Alexandre Gabriel, Proprietor & Master Blender of Maison Ferrand has been in the spirits industry for more than 30 years. Since joining the historic cognac house and later taking full ownership, he’s expanded it in a number of successful directions, including Citadelle Gin and Plantation Rum. In early 2017, he purchased the West Indies Rum Distillery in Barbados, along with a one-third share of National Rums of Jamaica. He’s very well known and connected within the rum industry and has a lot to say about its past and future. I caught up with Gabriel at the 2019 Miami Rum Congress for this interview.
Matt Pietrek: It’s been a while since Maison Ferrand has come out with something completely surprising and based on the past, like the Dry Curacao or Stiggins’ Fancy Pineapple Rum. Are there more surprises coming?
Alexandre Gabriel: Nothing I can share for the moment, but we’re always working on five to 10 different things for our own pleasure and research. It’s only once in a while that we think it’s truly worth launching a product. Only the best ones make it out, while some of the products, we make for getting better at what we do; like a musician practicing pieces they’re not necessarily going to perform.
An example is actually Stiggins’. Stiggins’ is a product that was not supposed to be launched. It was a product we did on a Dave Wondrich challenge because we thought that it would be fun to reissue a historical rum expression.
Are there more recent examples of experimentation under way at Maison Ferrand?
The other day, Dave [Wondrich] showed me some diagrams of century old pot stills like the Chinese stills found in old manuscripts as well as a medieval still. We’re actually building these to stills on a small scale, just to experiment and learn, and not to launch a product. If it makes an interesting spirit, we might do a seminar about it to share what we learned, and then we’ll move on to something else. [Ed Note: Alexandre and David Wondrich presented on this project at Tales of the Cocktail 2019.]
Compared to most rum companies, the experiments you dream up, like fermenting rum with sea water, are far more, shall we say, esoteric. Would you agree?
You can look at our work as learning and making great products by gaining more exciting knowledge. The beautiful part is that there is a lots of spirits knowledge developed over hundreds of years. Our team is always looking, researching, and eventually, it allows us to create new products.
I’ll give you another example: barrel aging. Most people think a barrel is something that looks like a cylinder and is 50 gallons. But there are geniuses who’ve created a wooden vat a little less than 2000 liters and is egg shaped. It makes a beautiful product because it allows the liquid to flow around inside, naturally. We love that stuff. It’s expensive but it’s fun, and we learn so much from it. In the end, all this research is to make great music, and our music happens to be rum.
Do you see yourself as an innovator who’s breaking new ground or as someone uncovering and reviving techniques of the past?
I guess it has to be both. For us, it’s the research and knowledge at the service of beautiful products. I believe spirits like rum and cognac are folk art … it’s an art form. You see diverse cultures with different spirit expressions. It’s studying the past to create the future. Also, the traditions of tomorrow are today’s experiments that worked. And today’s traditions are what people created in the past.

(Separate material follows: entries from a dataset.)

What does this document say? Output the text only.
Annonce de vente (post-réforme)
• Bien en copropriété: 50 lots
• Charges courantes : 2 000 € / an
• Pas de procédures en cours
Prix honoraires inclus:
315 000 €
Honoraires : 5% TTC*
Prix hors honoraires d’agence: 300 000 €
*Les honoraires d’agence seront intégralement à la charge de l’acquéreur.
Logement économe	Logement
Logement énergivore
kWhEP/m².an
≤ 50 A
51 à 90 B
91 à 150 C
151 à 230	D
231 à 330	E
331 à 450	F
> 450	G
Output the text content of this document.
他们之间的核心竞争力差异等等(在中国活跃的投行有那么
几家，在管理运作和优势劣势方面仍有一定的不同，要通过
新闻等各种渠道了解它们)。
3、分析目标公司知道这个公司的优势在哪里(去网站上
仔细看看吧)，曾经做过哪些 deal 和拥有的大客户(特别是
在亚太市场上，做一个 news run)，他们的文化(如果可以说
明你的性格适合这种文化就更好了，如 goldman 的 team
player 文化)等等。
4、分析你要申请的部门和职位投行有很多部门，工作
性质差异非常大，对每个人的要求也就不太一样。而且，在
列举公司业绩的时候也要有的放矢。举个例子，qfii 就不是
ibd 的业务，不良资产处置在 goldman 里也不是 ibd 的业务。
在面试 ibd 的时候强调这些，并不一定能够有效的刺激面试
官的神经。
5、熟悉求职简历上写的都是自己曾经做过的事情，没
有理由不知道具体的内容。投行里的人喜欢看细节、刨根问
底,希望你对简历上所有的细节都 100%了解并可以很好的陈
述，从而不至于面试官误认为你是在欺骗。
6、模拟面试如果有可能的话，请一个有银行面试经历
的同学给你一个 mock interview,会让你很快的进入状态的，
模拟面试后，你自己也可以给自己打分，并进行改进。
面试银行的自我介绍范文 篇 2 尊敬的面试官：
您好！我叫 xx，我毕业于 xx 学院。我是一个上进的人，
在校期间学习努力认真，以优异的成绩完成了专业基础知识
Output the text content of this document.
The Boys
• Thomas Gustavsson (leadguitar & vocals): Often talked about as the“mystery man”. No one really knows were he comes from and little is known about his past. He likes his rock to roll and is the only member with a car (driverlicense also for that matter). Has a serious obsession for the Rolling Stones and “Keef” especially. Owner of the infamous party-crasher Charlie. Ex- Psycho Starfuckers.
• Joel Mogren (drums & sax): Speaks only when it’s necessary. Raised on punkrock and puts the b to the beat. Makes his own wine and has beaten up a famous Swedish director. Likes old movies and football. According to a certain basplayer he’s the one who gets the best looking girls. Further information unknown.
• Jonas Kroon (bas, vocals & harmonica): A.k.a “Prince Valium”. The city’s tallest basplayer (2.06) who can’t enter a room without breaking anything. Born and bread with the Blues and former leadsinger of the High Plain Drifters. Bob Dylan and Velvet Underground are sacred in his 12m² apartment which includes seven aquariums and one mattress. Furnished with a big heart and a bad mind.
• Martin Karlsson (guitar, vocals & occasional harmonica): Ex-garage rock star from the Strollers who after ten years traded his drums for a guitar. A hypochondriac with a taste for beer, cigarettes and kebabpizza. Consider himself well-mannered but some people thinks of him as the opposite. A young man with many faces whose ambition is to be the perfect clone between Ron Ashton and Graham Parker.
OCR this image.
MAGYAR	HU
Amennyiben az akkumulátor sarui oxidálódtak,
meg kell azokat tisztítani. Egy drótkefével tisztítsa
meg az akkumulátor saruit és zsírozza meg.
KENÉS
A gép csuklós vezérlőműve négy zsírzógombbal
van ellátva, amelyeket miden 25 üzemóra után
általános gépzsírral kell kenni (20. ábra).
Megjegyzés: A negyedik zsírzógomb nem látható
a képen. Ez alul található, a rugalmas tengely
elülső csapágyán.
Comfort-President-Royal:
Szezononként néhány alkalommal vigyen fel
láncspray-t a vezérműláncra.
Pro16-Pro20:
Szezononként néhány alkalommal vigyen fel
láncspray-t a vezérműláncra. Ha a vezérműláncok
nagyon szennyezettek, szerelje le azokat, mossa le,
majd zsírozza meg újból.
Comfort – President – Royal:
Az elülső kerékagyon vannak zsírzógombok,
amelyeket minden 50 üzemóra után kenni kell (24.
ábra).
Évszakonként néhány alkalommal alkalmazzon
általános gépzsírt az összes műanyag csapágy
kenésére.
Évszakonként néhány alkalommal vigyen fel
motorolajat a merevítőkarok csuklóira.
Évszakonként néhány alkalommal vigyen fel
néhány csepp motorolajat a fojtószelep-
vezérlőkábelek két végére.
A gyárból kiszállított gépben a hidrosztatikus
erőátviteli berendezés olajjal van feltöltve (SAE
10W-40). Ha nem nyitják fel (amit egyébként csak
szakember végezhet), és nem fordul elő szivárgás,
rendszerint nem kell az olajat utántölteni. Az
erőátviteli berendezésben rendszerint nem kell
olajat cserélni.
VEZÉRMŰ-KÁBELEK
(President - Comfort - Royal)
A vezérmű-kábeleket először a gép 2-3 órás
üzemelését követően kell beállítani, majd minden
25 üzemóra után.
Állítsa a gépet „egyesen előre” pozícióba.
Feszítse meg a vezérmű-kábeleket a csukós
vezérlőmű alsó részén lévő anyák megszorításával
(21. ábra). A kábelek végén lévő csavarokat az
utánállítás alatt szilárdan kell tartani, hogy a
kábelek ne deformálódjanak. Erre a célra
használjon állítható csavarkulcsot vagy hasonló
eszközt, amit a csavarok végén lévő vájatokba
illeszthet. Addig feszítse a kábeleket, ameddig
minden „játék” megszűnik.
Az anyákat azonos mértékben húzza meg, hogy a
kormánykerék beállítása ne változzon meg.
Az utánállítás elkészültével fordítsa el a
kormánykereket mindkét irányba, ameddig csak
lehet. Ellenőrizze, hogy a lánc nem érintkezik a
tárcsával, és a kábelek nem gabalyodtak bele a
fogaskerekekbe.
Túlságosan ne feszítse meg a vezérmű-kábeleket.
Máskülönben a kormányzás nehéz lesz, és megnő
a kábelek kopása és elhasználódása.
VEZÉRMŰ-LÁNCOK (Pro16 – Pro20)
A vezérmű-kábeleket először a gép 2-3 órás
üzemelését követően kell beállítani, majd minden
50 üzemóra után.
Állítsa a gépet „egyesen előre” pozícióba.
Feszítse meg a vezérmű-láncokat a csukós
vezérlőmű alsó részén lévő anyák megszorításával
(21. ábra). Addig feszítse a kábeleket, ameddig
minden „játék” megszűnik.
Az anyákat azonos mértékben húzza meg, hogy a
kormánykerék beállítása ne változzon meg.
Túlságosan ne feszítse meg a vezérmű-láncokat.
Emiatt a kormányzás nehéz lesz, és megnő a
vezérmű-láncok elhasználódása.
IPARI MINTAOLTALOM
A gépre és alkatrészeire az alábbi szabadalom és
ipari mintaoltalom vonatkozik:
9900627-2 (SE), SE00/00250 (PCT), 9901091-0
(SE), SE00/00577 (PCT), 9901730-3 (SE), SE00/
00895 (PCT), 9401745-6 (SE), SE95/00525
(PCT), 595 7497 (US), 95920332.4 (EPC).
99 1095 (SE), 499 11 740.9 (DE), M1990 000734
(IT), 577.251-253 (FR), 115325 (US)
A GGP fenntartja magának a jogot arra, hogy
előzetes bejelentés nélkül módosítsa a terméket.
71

Rum has been incredible that way. Rum has incorporated many techniques into its history over hundreds of years. Like stills that borrowed ideas from earlier stills and tweaked them. The team and I are really passionate and fascinated by all the knowledge that allows us to create products. That’s a big part of our job to research and understand it
You work with rum from all over the globe, yet most are not from countries known for French-style or agricole rums. That is, cane juice based with column distillation. The primary example being the AOC rhums of Martinique. Given your French heritage, it’s surprising that you mostly work with other styles.
You know, for us it’s not about politics. It’s not about having a passport, it’s about making great rums we believe in. The French in Martinique, Guadalupe, and Reunion Island are making beautiful rums, as you know.
For us, we have specialized in historical rums that are molasses-based because I just fell in love with them close to 25 years ago. And that’s been our specialty; that’s what I think we’re good at. The French distilleries do an incredible job at what they’re doing, while the idea for us was to specialize in what really meant something to us. It had nothing to do with my passport; it was more about a taste profile that I felt very comfortable with and where my team and I could make a difference.
Any last words on your philosophy to spirit making?
The master blender who trained me always said, “Make sure the cognac you put out is telling us something that is worth it. Something that will stay with us once the glass is empty.” This is what we’re doing with Plantation; I feel very comfortable working with these great cultures. With a great rum, in the end, it’s not about the drink, it’s about the emotion you are left with.
Disclosure: Unrelated to this interview, the author has done consulting work for Maison Ferrand to document British rum history.